Emerging Health Concerns Over a Lifetime
As DES-exposed individuals age, additional health risks continue to emerge:
- Cardiovascular disease (high cholesterol, hypertension, coronary artery disease, heart attack)
- Diabetes and pancreatic disorders
- Early menopause and endometriosis
- Osteoporosis and brittle bones
- Spinal degeneration
- Immune system disorders
These “encoded genome changes” highlight a critical truth: the DES story is ongoing. The drug may be gone, but its impact persists across generations.
From Patient to Advocate and Leader
For over 30 years, I have advocated for DES-affected individuals. I have served on the board and as president of DES Action, participated in NIH research, and now lead DES Info, a volunteer organization keeping DES-affected families informed and supported.
Our work includes:
- Sharing updated medical information and screening guidance
- Collaborating with the NIH and DES researchers
- Educating healthcare professionals about DES
- Supporting DES Daughters, Sons, Grandchildren, and their families navigating complex health systems
Influential women often transform personal loss into public leadership. In doing so, private grief becomes organized advocacy, ensuring others are not left to suffer in silence.
A Rare Disease with No Apology
DES embryo fetopathy (DES syndrome, UMLS C0853695) is now recognized as a rare disease. Yet recognition has not been met with accountability. Over ten million Americans were exposed, yet there has never been a comprehensive apology or coordinated support program from the pharmaceutical companies responsible.
Congress has acted in part:
- 1992: Established a national program of research, outreach, and education via the National Cancer Institute and CDC
- 1997: Renewed support for further research and education
- 2011: FDA correspondence referred to DES as “The DES Tragedy”

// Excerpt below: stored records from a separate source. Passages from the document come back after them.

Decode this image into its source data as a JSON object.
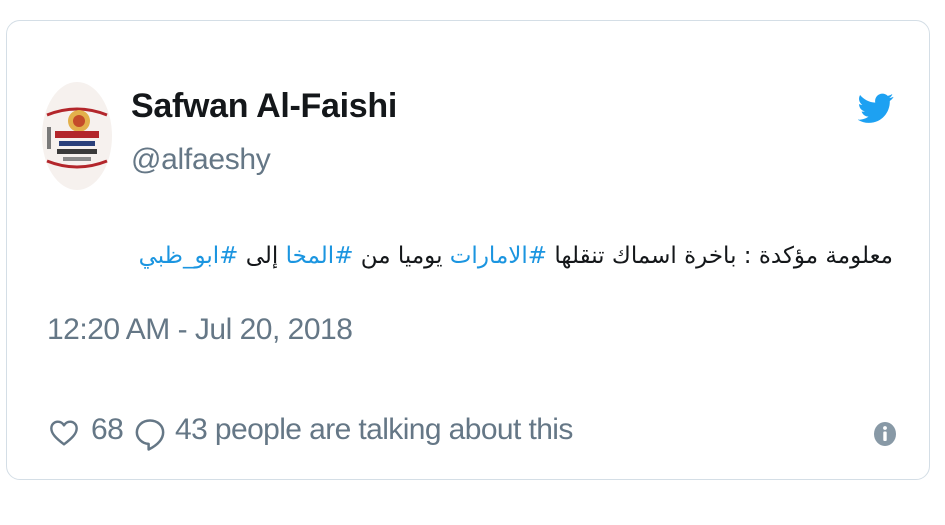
{
  "tweet": {
    "author": {
      "display_name": "Safwan Al-Faishi",
      "handle": "@alfaeshy"
    },
    "text_segments": [
      {
        "text": "معلومة مؤكدة : باخرة اسماك تنقلها ",
        "hashtag": false
      },
      {
        "text": "#الامارات",
        "hashtag": true
      },
      {
        "text": " يوميا من ",
        "hashtag": false
      },
      {
        "text": "#المخا",
        "hashtag": true
      },
      {
        "text": " إلى ",
        "hashtag": false
      },
      {
        "text": "#ابو_ظبي",
        "hashtag": true
      }
    ],
    "timestamp": "12:20 AM - Jul 20, 2018",
    "likes": "68",
    "talking": "43 people are talking about this"
  },
  "icons": {
    "brand": "twitter-bird-icon",
    "like": "heart-icon",
    "reply": "reply-bubble-icon",
    "info": "info-icon"
  },
  "colors": {
    "brand_blue": "#1da1f2",
    "hashtag": "#1b95e0",
    "text": "#14171a",
    "muted": "#657786",
    "border": "#d4dee6"
  }
}
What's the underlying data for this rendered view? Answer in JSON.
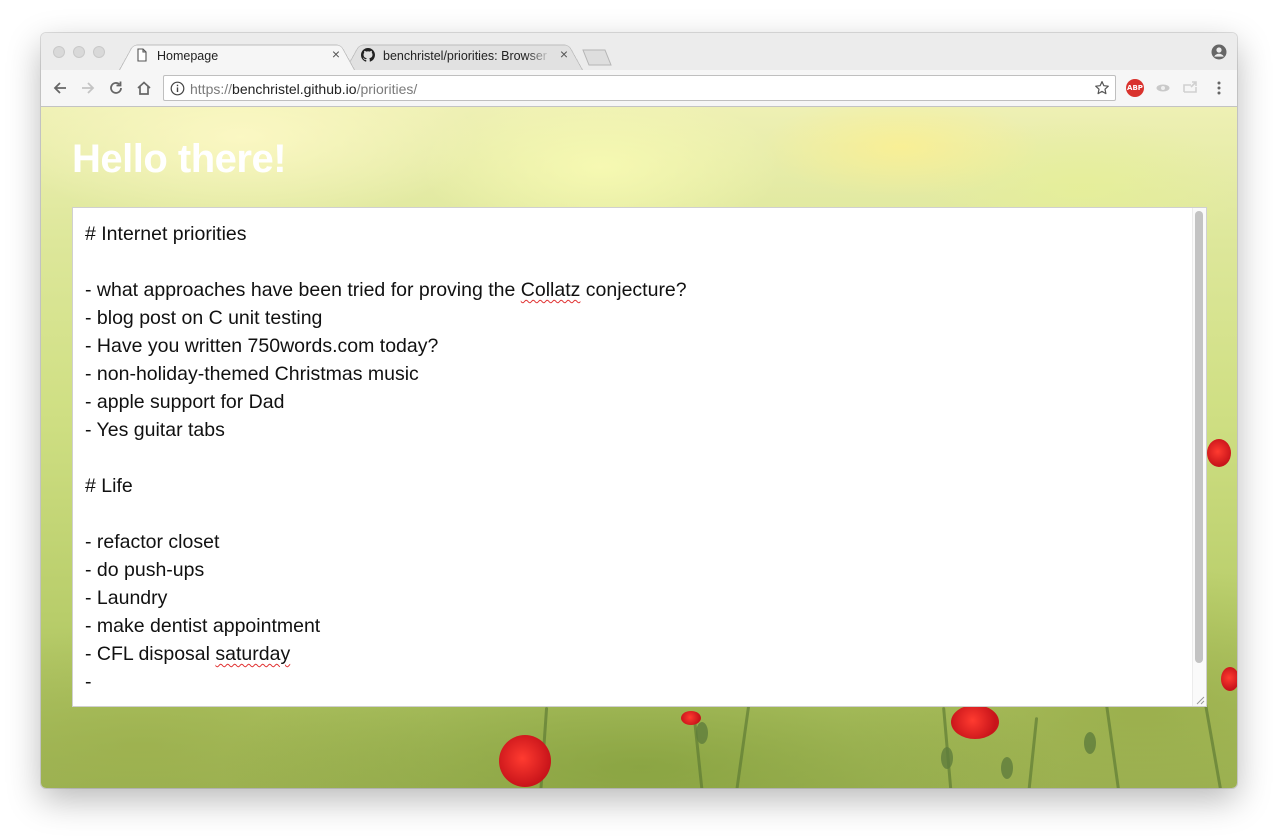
{
  "browser": {
    "tabs": [
      {
        "title": "Homepage",
        "icon": "document-icon",
        "active": true
      },
      {
        "title": "benchristel/priorities: Browser",
        "icon": "github-icon",
        "active": false
      }
    ],
    "tab_close_glyph": "×",
    "address": {
      "scheme": "https://",
      "host": "benchristel.github.io",
      "path": "/priorities/"
    },
    "extensions": {
      "abp_label": "ABP"
    }
  },
  "page": {
    "title": "Hello there!",
    "editor": {
      "lines": [
        [
          {
            "t": "# Internet priorities"
          }
        ],
        [],
        [
          {
            "t": "- what approaches have been tried for proving the "
          },
          {
            "t": "Collatz",
            "spell": true
          },
          {
            "t": " conjecture?"
          }
        ],
        [
          {
            "t": "- blog post on C unit testing"
          }
        ],
        [
          {
            "t": "- Have you written 750words.com today?"
          }
        ],
        [
          {
            "t": "- non-holiday-themed Christmas music"
          }
        ],
        [
          {
            "t": "- apple support for Dad"
          }
        ],
        [
          {
            "t": "- Yes guitar tabs"
          }
        ],
        [],
        [
          {
            "t": "# Life"
          }
        ],
        [],
        [
          {
            "t": "- refactor closet"
          }
        ],
        [
          {
            "t": "- do push-ups"
          }
        ],
        [
          {
            "t": "- Laundry"
          }
        ],
        [
          {
            "t": "- make dentist appointment"
          }
        ],
        [
          {
            "t": "- CFL disposal "
          },
          {
            "t": "saturday",
            "spell": true
          }
        ],
        [
          {
            "t": "-"
          }
        ]
      ]
    }
  },
  "colors": {
    "spellcheck_underline": "#e03030",
    "title_text": "#ffffff",
    "background_meadow": "#cfdf83"
  }
}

- 2025: House Resolution 342 introduced, calling for DES Awareness Week, restored research funding, and a formal FDA apology
These milestones are important—but they stop short of full justice.
What Influential Women Should Know — and Demand
The DES tragedy offers crucial lessons:
- Medical innovation requires humility: Drugs for pregnant women must be rigorously studied with long-term, multigenerational vigilance.
- Silence compounds injury: Delayed or opaque responses amplify suffering.
- Apology and accountability matter: Modern healthcare expects transparency, disclosure, and acknowledgment of harm.
- Women’s health is foundational: DES highlights the consequences of medicalizing women’s bodies without adequate research. Leadership in women’s health is essential to prevent history from repeating.
A Call to Action
To women in medicine, policy, media, philanthropy, and advocacy: help bring DES out of the shadows. We need:
- Renewed, multigenerational research funding for DES-affected families
- Inclusion of DES history and surveillance guidelines in healthcare education
- Formal acknowledgment and apology from the pharmaceutical industry
- Policies ensuring no drug replicates this scale of unchecked harm
The DES community has carried this story for decades. It is time for the broader world—and influential women—to carry it with us.
We may not yet know the full extent of DES’s impact on future generations, but we know this: silence is no longer an option. Justice demands acknowledgment.
Join the fight: Support DES Awareness Week, April 19–25, 2026.